The U.S. and Canada should shun political expediency regarding a lumber accord and reach an agreememt that addresses housing affordability, NAHB believes.

Seeking to meet a political deadline on a managed trade softwood lumber agreement that would create a complicated system of border taxes and quotas, U.S. and Canadian negotiators are rushing into a settlement that will harm American consumers and housing affordability for the next several years, according to NAHB.

“Canada is recklessly pushing to have a deal inked in time for Prime Minister Stephen Harper's visit to the White House on July 6, a move that could have huge long-term ramifications for the lumber market,” said Jerry Howard, executive vice president and CEO of NAHB.

Observing that the proposed framework would last for at least seven years and as many as nine, Howard said that NAHB’s analysis indicates the pact could increase and destabilize prices and lead to bottlenecks as Canadian producers fight for limited market share and to supply shortages as firms delay shipments in anticipation of a change in duties.

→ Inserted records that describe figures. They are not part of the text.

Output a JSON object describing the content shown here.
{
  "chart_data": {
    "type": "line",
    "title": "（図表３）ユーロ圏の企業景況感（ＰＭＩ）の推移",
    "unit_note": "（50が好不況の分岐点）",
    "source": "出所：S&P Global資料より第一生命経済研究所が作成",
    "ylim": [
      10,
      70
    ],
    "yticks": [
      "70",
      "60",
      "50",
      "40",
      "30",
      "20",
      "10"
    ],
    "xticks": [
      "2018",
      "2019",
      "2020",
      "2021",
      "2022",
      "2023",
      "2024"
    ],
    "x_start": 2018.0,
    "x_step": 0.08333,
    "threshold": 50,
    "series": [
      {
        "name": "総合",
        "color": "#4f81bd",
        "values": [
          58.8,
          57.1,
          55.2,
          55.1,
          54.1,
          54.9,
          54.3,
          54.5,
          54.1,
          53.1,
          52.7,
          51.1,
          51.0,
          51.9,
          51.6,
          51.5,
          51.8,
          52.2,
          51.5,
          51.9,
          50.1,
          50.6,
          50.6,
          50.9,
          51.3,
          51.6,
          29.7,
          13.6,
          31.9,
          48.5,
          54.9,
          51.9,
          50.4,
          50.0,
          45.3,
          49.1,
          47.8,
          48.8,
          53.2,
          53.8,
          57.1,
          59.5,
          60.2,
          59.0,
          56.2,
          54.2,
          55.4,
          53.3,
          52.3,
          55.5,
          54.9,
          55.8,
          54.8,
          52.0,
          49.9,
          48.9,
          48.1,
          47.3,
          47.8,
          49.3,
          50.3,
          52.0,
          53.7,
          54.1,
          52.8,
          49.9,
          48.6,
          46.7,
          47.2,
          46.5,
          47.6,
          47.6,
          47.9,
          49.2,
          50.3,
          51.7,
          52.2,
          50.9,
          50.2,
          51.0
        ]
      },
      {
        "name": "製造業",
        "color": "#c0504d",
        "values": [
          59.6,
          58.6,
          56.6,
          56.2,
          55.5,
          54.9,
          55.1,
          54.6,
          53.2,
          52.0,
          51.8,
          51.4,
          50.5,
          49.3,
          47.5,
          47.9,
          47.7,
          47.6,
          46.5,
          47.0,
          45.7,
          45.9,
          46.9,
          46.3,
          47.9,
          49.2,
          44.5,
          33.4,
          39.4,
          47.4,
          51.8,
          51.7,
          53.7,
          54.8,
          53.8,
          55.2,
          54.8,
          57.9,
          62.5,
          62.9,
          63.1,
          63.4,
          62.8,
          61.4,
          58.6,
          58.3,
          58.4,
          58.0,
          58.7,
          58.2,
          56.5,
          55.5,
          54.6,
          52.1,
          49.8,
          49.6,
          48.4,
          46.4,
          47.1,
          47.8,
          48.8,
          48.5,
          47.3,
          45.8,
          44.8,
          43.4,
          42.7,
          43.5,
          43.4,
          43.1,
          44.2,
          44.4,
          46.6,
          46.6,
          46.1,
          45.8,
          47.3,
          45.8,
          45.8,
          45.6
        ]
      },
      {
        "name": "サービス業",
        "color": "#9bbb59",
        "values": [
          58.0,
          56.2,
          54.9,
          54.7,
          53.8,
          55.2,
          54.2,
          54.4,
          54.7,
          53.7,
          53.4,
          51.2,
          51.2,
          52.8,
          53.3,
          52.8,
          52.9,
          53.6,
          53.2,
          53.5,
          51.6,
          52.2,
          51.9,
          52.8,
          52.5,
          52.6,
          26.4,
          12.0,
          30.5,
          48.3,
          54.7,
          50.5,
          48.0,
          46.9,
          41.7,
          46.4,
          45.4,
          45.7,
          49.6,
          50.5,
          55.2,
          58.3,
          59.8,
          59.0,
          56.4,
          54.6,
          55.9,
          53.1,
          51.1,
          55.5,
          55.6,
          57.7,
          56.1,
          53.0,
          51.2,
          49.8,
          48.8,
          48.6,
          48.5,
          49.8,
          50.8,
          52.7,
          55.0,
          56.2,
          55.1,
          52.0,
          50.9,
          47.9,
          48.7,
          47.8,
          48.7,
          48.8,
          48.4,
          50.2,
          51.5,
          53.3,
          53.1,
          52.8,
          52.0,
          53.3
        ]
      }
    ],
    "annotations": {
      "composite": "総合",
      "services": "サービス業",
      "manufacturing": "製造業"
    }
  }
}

Howard said it is imperative for the two governments to shun political expediency and move to reach an accord that addresses housing affordability concerns.

Reps. Jim Kolbe (R-Ariz.), Steny Hoyer (D-Md.) and other members of Congress on June 12 sent a letter to President Bush noting that the current framework would destabilize the marketplace by allowing Canadian provinces to choose between a tax and a quota.

“While we would prefer neither a tax nor a quota, choosing between the two will create further uncertainty in the marketplace,” the letter states. “The agreement also puts in place a ‘surge’ mechanism that stops lumber imports from Canada when they reach a certain level. Both provisions will contribute to volatility in the marketplace, which is an enormous problem for home builders and lumber dealers and will add burdensome costs to affordable housing for those who are least able to pay.”

In addition, as currently drafted, the proposed framework document provides no incentive or means for Canadian softwood lumber companies to exit from the terms of the agreement.

“This will keep prices high and, thus, increase housing costs,” lawmakers told the White House.

Such an outcome would only exacerbate the growing affordability problem that has been recently identified in studies by the Joint Center for Housing Studies of Harvard University and others.

“Affordability pressures are now spreading, with median house prices in a growing number of large metros exceeding median household incomes by a factor of four or more,” the Harvard study says.

“The best solution to resolving this dispute and to achieve free trade is for Canada to press forward with its legal cases before NAFTA and the U.S. Court of International Trade,” said Howard.

Since the Canadians have apparently abandoned this course, Howard said that NAHB is taking several actions to safeguard the interests of its members and their customers.

“First, we continue to urge the U.S. and Canada to address issues that affect lumber consumers as the two governments move to finalize an agreement. Second, if a deal results in new trade barriers that limit Canadian lumber shipments into the U.S., NAHB will help builders obtain a reliable supply of lumber at a reasonable cost by facilitating increased imports from Europe. And finally, NAHB is promoting the use of steel and other alternative building materials wherever practical,” Howard said.